With an installment loan, you receive a lump sum of money upfront, then pay it back to the lender in monthly payments over the life of the loan. Payments will be structured so that the loan is totally repaid by the end of the agreed-upon term.
Online installment loan options abound, whether you’re looking for an auto loan, a mortgage, or another type of loan. You can find comprehensive information about lenders, the various loan options available, terms, and interest rates.
Websites such as Fiona focus on personal loans, which you can use for home improvements or just but anything. The site allows you to compare rates from multiple lenders, with no hidden fees.
Coming To Terms With An Installment Loan
Before you take out an installment loan, it helps to know what exactly the lender is talking about. A few terms to be familiar with before you sign on the dotted line:
Principal: The amount of money you borrowed.
Interest: The amount the lender will charge you for the loan.
APR (Annual Percentage Rate): Refers to the yearly interest rate rolled up with fees associated with taking out the loan.
Term: The number of months/years you have to repay the loan.
Monthly Installment Loans Have Their Benefits
If you’ve never taken out a monthly installment loan, you might be wondering what gives in terms of why they’re so popular. Here’s a look at some of the benefits that might make this type of loan a good choice for you, now or in the future.
You can apply online for an installment loan and receive an offer from a lender within minutes. Once everything is completed and accepted, you could see the funds in your account within a day.
Most online installment loans come with reasonable interest rates that allow for manageable monthly payments. In addition, many installment loans are unsecured, resulting in less risk for you as the borrower. A secured loan, which might carry a better interest rate, requires you to put up collateral such as the car you bought. If you fail to pay back the loan, the lender can opt to take the collateral.
For most installment loans, the interest you pay will be “fixed” or “simple,” meaning that the interest rate won’t change during the life of the loan. You can count on your payments being the same, month after month, and you’ll know exactly when the debt will be paid in full.
Be Aware Of The Pitfalls
There are some online lenders, just like some brick-and-mortar institutions, that offer questionable practices. It pays to conduct due diligence and avoid any of the following before you sign on the dotted line.

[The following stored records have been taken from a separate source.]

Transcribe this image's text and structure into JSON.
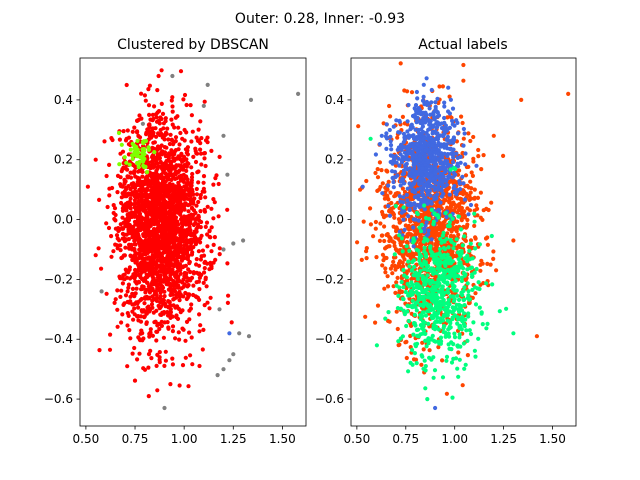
{
  "suptitle": "Outer: 0.28, Inner: -0.93",
  "chart_data": [
    {
      "type": "scatter",
      "title": "Clustered by DBSCAN",
      "xlabel": "",
      "ylabel": "",
      "xlim": [
        0.47,
        1.62
      ],
      "ylim": [
        -0.69,
        0.54
      ],
      "xticks": [
        "0.50",
        "0.75",
        "1.00",
        "1.25",
        "1.50"
      ],
      "yticks": [
        "0.4",
        "0.2",
        "0.0",
        "−0.2",
        "−0.4",
        "−0.6"
      ],
      "grid": false,
      "legend": "none",
      "series": [
        {
          "color": "#ff0000",
          "role": "main cluster",
          "distribution": {
            "x_center": 0.88,
            "x_spread": 0.11,
            "y_center": -0.02,
            "y_spread": 0.17,
            "count": 2400
          },
          "points": [
            [
              0.51,
              0.11
            ],
            [
              0.55,
              0.2
            ],
            [
              0.87,
              0.48
            ],
            [
              0.71,
              -0.49
            ],
            [
              0.93,
              -0.55
            ],
            [
              0.82,
              -0.59
            ]
          ]
        },
        {
          "color": "#7fff00",
          "role": "small cluster",
          "distribution": {
            "x_center": 0.77,
            "x_spread": 0.04,
            "y_center": 0.22,
            "y_spread": 0.03,
            "count": 50
          }
        },
        {
          "color": "#808080",
          "role": "noise",
          "points": [
            [
              1.58,
              0.42
            ],
            [
              1.34,
              0.4
            ],
            [
              1.2,
              0.28
            ],
            [
              1.22,
              0.15
            ],
            [
              1.28,
              -0.38
            ],
            [
              1.33,
              -0.39
            ],
            [
              1.25,
              -0.45
            ],
            [
              1.23,
              -0.47
            ],
            [
              1.2,
              -0.5
            ],
            [
              1.17,
              -0.52
            ],
            [
              0.9,
              -0.63
            ],
            [
              0.58,
              -0.24
            ],
            [
              1.25,
              -0.08
            ],
            [
              1.12,
              0.45
            ],
            [
              0.94,
              0.48
            ],
            [
              0.79,
              0.32
            ],
            [
              1.18,
              -0.3
            ],
            [
              1.1,
              0.38
            ],
            [
              1.3,
              -0.07
            ],
            [
              1.2,
              -0.1
            ]
          ]
        },
        {
          "color": "#4169e1",
          "role": "minor cluster",
          "points": [
            [
              1.23,
              -0.38
            ]
          ]
        }
      ]
    },
    {
      "type": "scatter",
      "title": "Actual labels",
      "xlabel": "",
      "ylabel": "",
      "xlim": [
        0.47,
        1.62
      ],
      "ylim": [
        -0.69,
        0.54
      ],
      "xticks": [
        "0.50",
        "0.75",
        "1.00",
        "1.25",
        "1.50"
      ],
      "yticks": [
        "0.4",
        "0.2",
        "0.0",
        "−0.2",
        "−0.4",
        "−0.6"
      ],
      "grid": false,
      "legend": "none",
      "series": [
        {
          "color": "#ff4500",
          "role": "label A",
          "distribution": {
            "x_center": 0.87,
            "x_spread": 0.12,
            "y_center": -0.02,
            "y_spread": 0.17,
            "count": 1500
          },
          "points": [
            [
              1.58,
              0.42
            ],
            [
              1.34,
              0.4
            ],
            [
              1.42,
              -0.39
            ],
            [
              1.2,
              0.28
            ],
            [
              1.3,
              -0.07
            ]
          ]
        },
        {
          "color": "#4169e1",
          "role": "label B",
          "distribution": {
            "x_center": 0.86,
            "x_spread": 0.08,
            "y_center": 0.2,
            "y_spread": 0.1,
            "count": 750
          },
          "points": [
            [
              0.53,
              0.11
            ],
            [
              0.9,
              -0.63
            ]
          ]
        },
        {
          "color": "#00ff7f",
          "role": "label C",
          "distribution": {
            "x_center": 0.92,
            "x_spread": 0.1,
            "y_center": -0.24,
            "y_spread": 0.12,
            "count": 650
          },
          "points": [
            [
              1.3,
              -0.38
            ],
            [
              0.86,
              -0.6
            ],
            [
              0.57,
              0.27
            ]
          ]
        }
      ]
    }
  ]
}
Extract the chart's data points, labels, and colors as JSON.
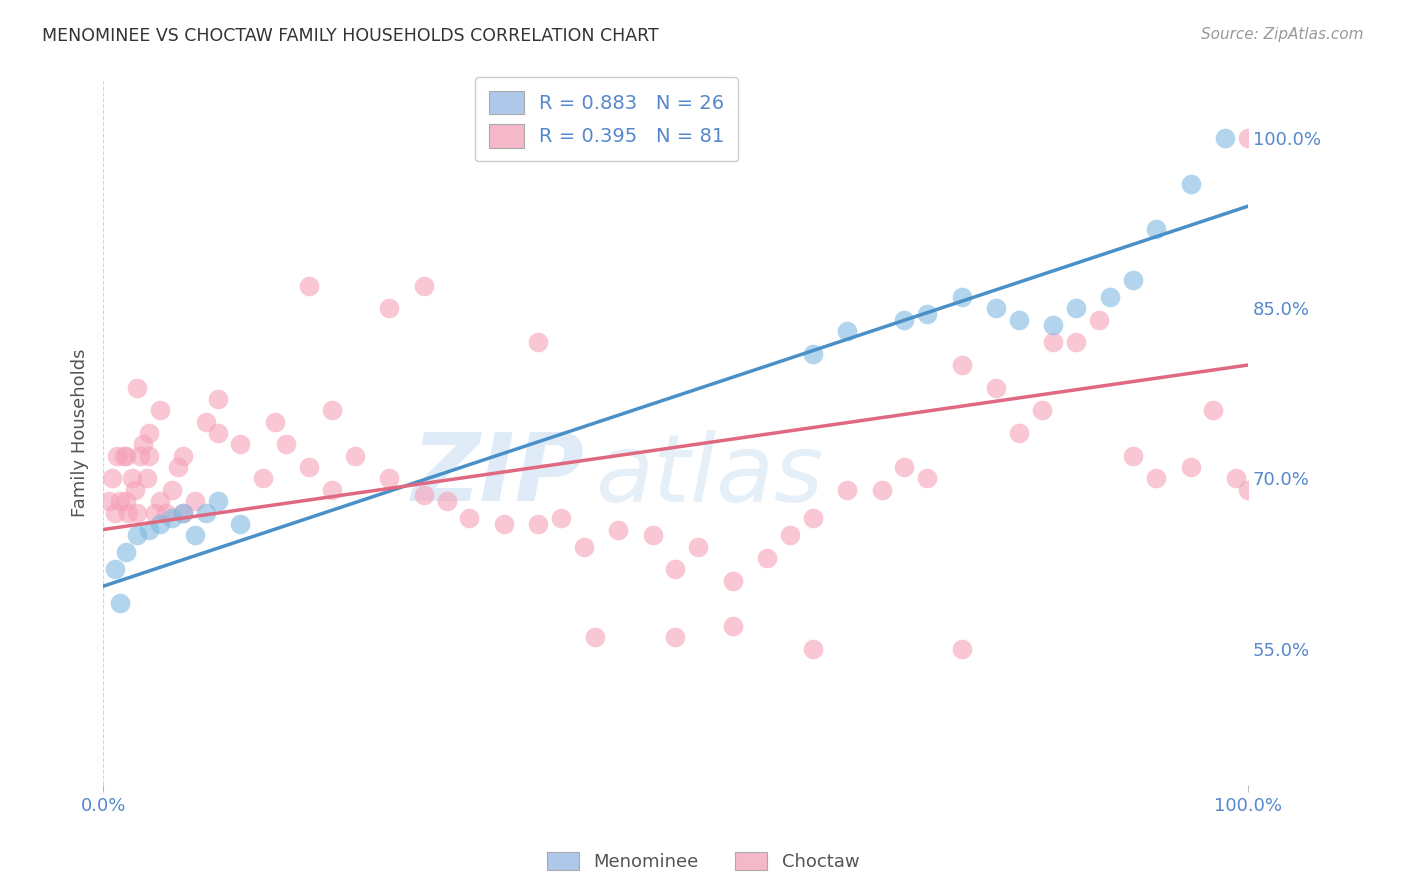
{
  "title": "MENOMINEE VS CHOCTAW FAMILY HOUSEHOLDS CORRELATION CHART",
  "source": "Source: ZipAtlas.com",
  "ylabel": "Family Households",
  "watermark_line1": "ZIP",
  "watermark_line2": "atlas",
  "legend_entries": [
    {
      "label": "R = 0.883   N = 26",
      "color": "#adc8e8"
    },
    {
      "label": "R = 0.395   N = 81",
      "color": "#f5b8c8"
    }
  ],
  "legend_labels": [
    "Menominee",
    "Choctaw"
  ],
  "menominee_color": "#7fb8e0",
  "choctaw_color": "#f5a0b8",
  "menominee_line_color": "#4a90c8",
  "choctaw_line_color": "#e06880",
  "background_color": "#ffffff",
  "grid_color": "#c8c8c8",
  "axis_label_color": "#5588cc",
  "xlim": [
    0,
    100
  ],
  "ylim_min": 43,
  "ylim_max": 105,
  "ytick_vals": [
    55.0,
    70.0,
    85.0,
    100.0
  ],
  "menominee_x": [
    1.0,
    1.5,
    2.0,
    3.0,
    4.0,
    5.0,
    6.0,
    7.0,
    8.0,
    9.0,
    10.0,
    12.0,
    62.0,
    65.0,
    70.0,
    72.0,
    75.0,
    78.0,
    80.0,
    83.0,
    85.0,
    88.0,
    90.0,
    92.0,
    95.0,
    98.0
  ],
  "menominee_y": [
    62.0,
    59.0,
    63.5,
    65.0,
    65.5,
    66.0,
    66.5,
    67.0,
    65.0,
    67.0,
    68.0,
    66.0,
    81.0,
    83.0,
    84.0,
    84.5,
    86.0,
    85.0,
    84.0,
    83.5,
    85.0,
    86.0,
    87.5,
    92.0,
    96.0,
    100.0
  ],
  "choctaw_x": [
    0.5,
    0.8,
    1.0,
    1.2,
    1.5,
    1.8,
    2.0,
    2.2,
    2.5,
    2.8,
    3.0,
    3.2,
    3.5,
    3.8,
    4.0,
    4.5,
    5.0,
    5.5,
    6.0,
    6.5,
    7.0,
    8.0,
    9.0,
    10.0,
    12.0,
    14.0,
    16.0,
    18.0,
    20.0,
    22.0,
    25.0,
    28.0,
    30.0,
    32.0,
    35.0,
    38.0,
    40.0,
    42.0,
    45.0,
    48.0,
    50.0,
    52.0,
    55.0,
    58.0,
    60.0,
    62.0,
    65.0,
    68.0,
    70.0,
    72.0,
    75.0,
    78.0,
    80.0,
    82.0,
    83.0,
    85.0,
    87.0,
    90.0,
    92.0,
    95.0,
    97.0,
    99.0,
    100.0,
    2.0,
    3.0,
    4.0,
    5.0,
    7.0,
    10.0,
    15.0,
    20.0,
    38.0,
    43.0,
    28.0,
    25.0,
    18.0,
    50.0,
    55.0,
    62.0,
    75.0,
    100.0
  ],
  "choctaw_y": [
    68.0,
    70.0,
    67.0,
    72.0,
    68.0,
    72.0,
    68.0,
    67.0,
    70.0,
    69.0,
    67.0,
    72.0,
    73.0,
    70.0,
    72.0,
    67.0,
    68.0,
    67.0,
    69.0,
    71.0,
    67.0,
    68.0,
    75.0,
    74.0,
    73.0,
    70.0,
    73.0,
    71.0,
    69.0,
    72.0,
    70.0,
    68.5,
    68.0,
    66.5,
    66.0,
    66.0,
    66.5,
    64.0,
    65.5,
    65.0,
    62.0,
    64.0,
    61.0,
    63.0,
    65.0,
    66.5,
    69.0,
    69.0,
    71.0,
    70.0,
    80.0,
    78.0,
    74.0,
    76.0,
    82.0,
    82.0,
    84.0,
    72.0,
    70.0,
    71.0,
    76.0,
    70.0,
    100.0,
    72.0,
    78.0,
    74.0,
    76.0,
    72.0,
    77.0,
    75.0,
    76.0,
    82.0,
    56.0,
    87.0,
    85.0,
    87.0,
    56.0,
    57.0,
    55.0,
    55.0,
    69.0
  ],
  "blue_line_x0": 0,
  "blue_line_y0": 60.5,
  "blue_line_x1": 100,
  "blue_line_y1": 94.0,
  "pink_line_x0": 0,
  "pink_line_y0": 65.5,
  "pink_line_x1": 100,
  "pink_line_y1": 80.0
}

Legitimate lenders don’t send unsolicited texts or make cold calls regarding loan opportunities; they advertise their services through standard channels such as website banners, commercials, and billboards. File unsolicited offers under the category ‘If it seems to good to be true, then it probably is.’

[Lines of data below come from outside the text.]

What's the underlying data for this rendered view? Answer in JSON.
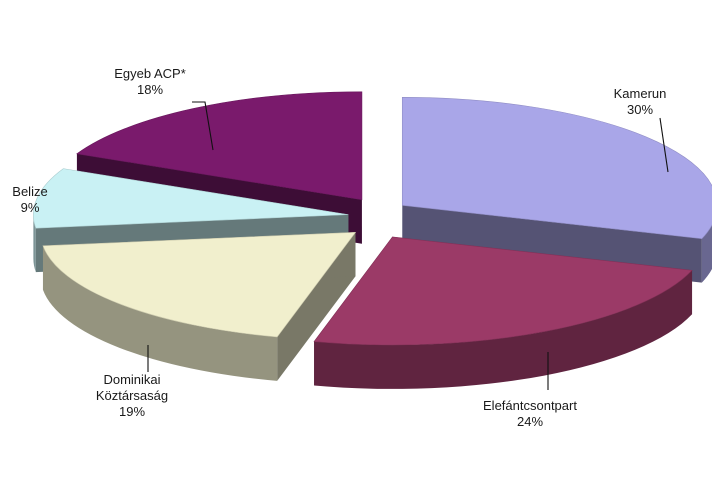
{
  "chart_data": {
    "type": "pie",
    "style": "3d-exploded",
    "slices": [
      {
        "label": "Kamerun",
        "value": 30,
        "display": "30%",
        "color": "#a9a6e8"
      },
      {
        "label": "Elefántcsontpart",
        "value": 24,
        "display": "24%",
        "color": "#9b3a67"
      },
      {
        "label": "Dominikai Köztársaság",
        "label_lines": [
          "Dominikai",
          "Köztársaság"
        ],
        "value": 19,
        "display": "19%",
        "color": "#f1efcd"
      },
      {
        "label": "Belize",
        "value": 9,
        "display": "9%",
        "color": "#c9f1f4"
      },
      {
        "label": "Egyeb ACP*",
        "value": 18,
        "display": "18%",
        "color": "#7a1a6c"
      }
    ],
    "legend": "none",
    "data_labels": "outside-with-leader-lines"
  }
}
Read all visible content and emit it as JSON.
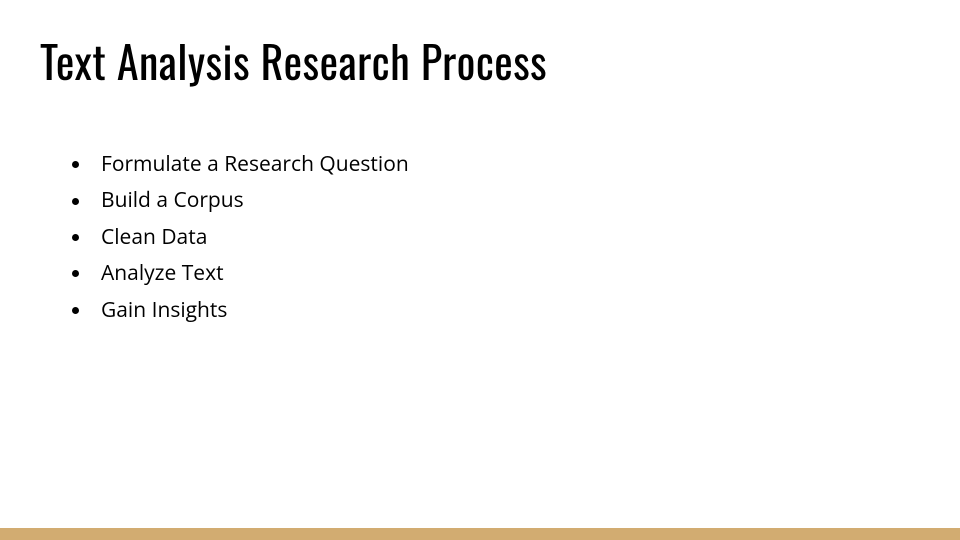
{
  "slide": {
    "title": "Text Analysis Research Process",
    "title_fontsize": 44,
    "title_color": "#000000",
    "title_font": "Oswald, Arial Narrow, sans-serif",
    "bullets": [
      "Formulate a Research Question",
      "Build a Corpus",
      "Clean Data",
      "Analyze Text",
      "Gain Insights"
    ],
    "bullet_fontsize": 21,
    "bullet_color": "#000000",
    "bullet_marker_color": "#000000",
    "background_color": "#ffffff",
    "accent_bar_color": "#d2ac71",
    "accent_bar_height": 12
  }
}
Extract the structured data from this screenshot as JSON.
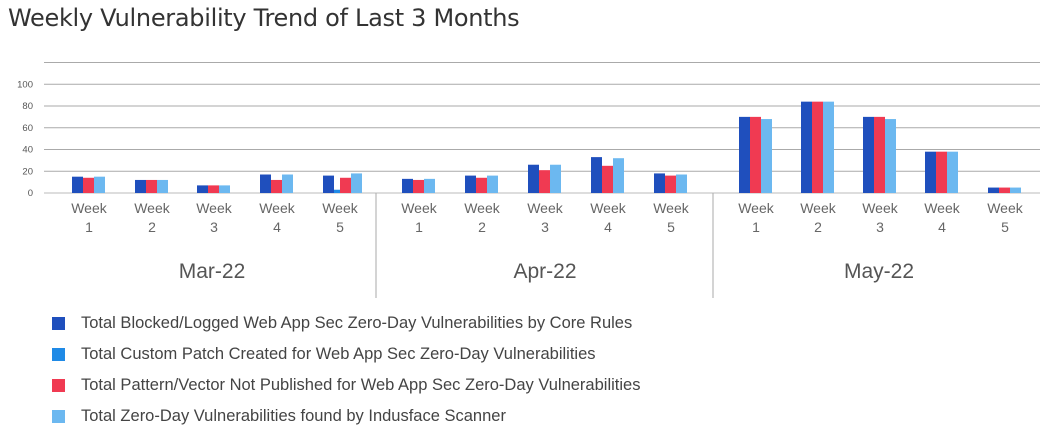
{
  "title": "Weekly Vulnerability Trend of Last 3 Months",
  "chart_data": {
    "type": "bar",
    "title": "Weekly Vulnerability Trend of Last 3 Months",
    "ylim": [
      0,
      120
    ],
    "yticks": [
      "0",
      "20",
      "40",
      "60",
      "80",
      "100",
      ""
    ],
    "grid": true,
    "legend_position": "bottom",
    "groups": [
      {
        "label": "Mar-22",
        "weeks": [
          "Week\n1",
          "Week\n2",
          "Week\n3",
          "Week\n4",
          "Week\n5"
        ]
      },
      {
        "label": "Apr-22",
        "weeks": [
          "Week\n1",
          "Week\n2",
          "Week\n3",
          "Week\n4",
          "Week\n5"
        ]
      },
      {
        "label": "May-22",
        "weeks": [
          "Week\n1",
          "Week\n2",
          "Week\n3",
          "Week\n4",
          "Week\n5"
        ]
      }
    ],
    "series": [
      {
        "name": "Total Blocked/Logged Web App Sec Zero-Day Vulnerabilities by Core Rules",
        "color": "#1f4fbd",
        "values": [
          15,
          12,
          7,
          17,
          16,
          13,
          16,
          26,
          33,
          18,
          70,
          84,
          70,
          38,
          5
        ]
      },
      {
        "name": "Total Custom Patch Created for Web App Sec Zero-Day Vulnerabilities",
        "color": "#1f8ae6",
        "values": [
          0,
          0,
          0,
          0,
          3,
          0,
          0,
          0,
          0,
          0,
          0,
          0,
          0,
          0,
          0
        ]
      },
      {
        "name": "Total Pattern/Vector Not Published for Web App Sec Zero-Day Vulnerabilities",
        "color": "#f03a52",
        "values": [
          14,
          12,
          7,
          12,
          14,
          12,
          14,
          21,
          25,
          16,
          70,
          84,
          70,
          38,
          5
        ]
      },
      {
        "name": "Total Zero-Day Vulnerabilities found by Indusface Scanner",
        "color": "#6cb8f0",
        "values": [
          15,
          12,
          7,
          17,
          18,
          13,
          16,
          26,
          32,
          17,
          68,
          84,
          68,
          38,
          5
        ]
      }
    ]
  }
}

The lender offers you a great deal, but with the caveat that unless you sign right then and there, the offer will be rescinded and you’ll lose out. High-pressure tactics could signal that the lender is trying to rush the deal through because they’re hiding something.
Payday loans are not the economic windfall that the name implies; in fact, this type of loan can wreak havoc on your finances. These small, super-fast loans come at a price in the form of extortionate interest rates that can run as high as 300%, 400%, or even 500% APR.
If a lender doesn’t ask for your complete personal information and doesn’t run your credit score before offering you a loan, they might not be legitimate. When a lender doesn’t conduct thorough checks, be wary of accepting money from them.
Legitimately offering a loan and lending money requires knowledge, professionalism, and commitment on behalf of the lender. If you’re working with a lender who seems to be operating in a slipshod manner, you might want to slip in a “thanks, but no thanks” and seek out other financial offers. Red flags to look for include email contacts via @gmail.com, @hotmail.com, or @outlook.com; unsecured websites; or spelling or grammatical errors on an offer letter. If you get the feeling that something isn’t right, look elsewhere for your financial needs.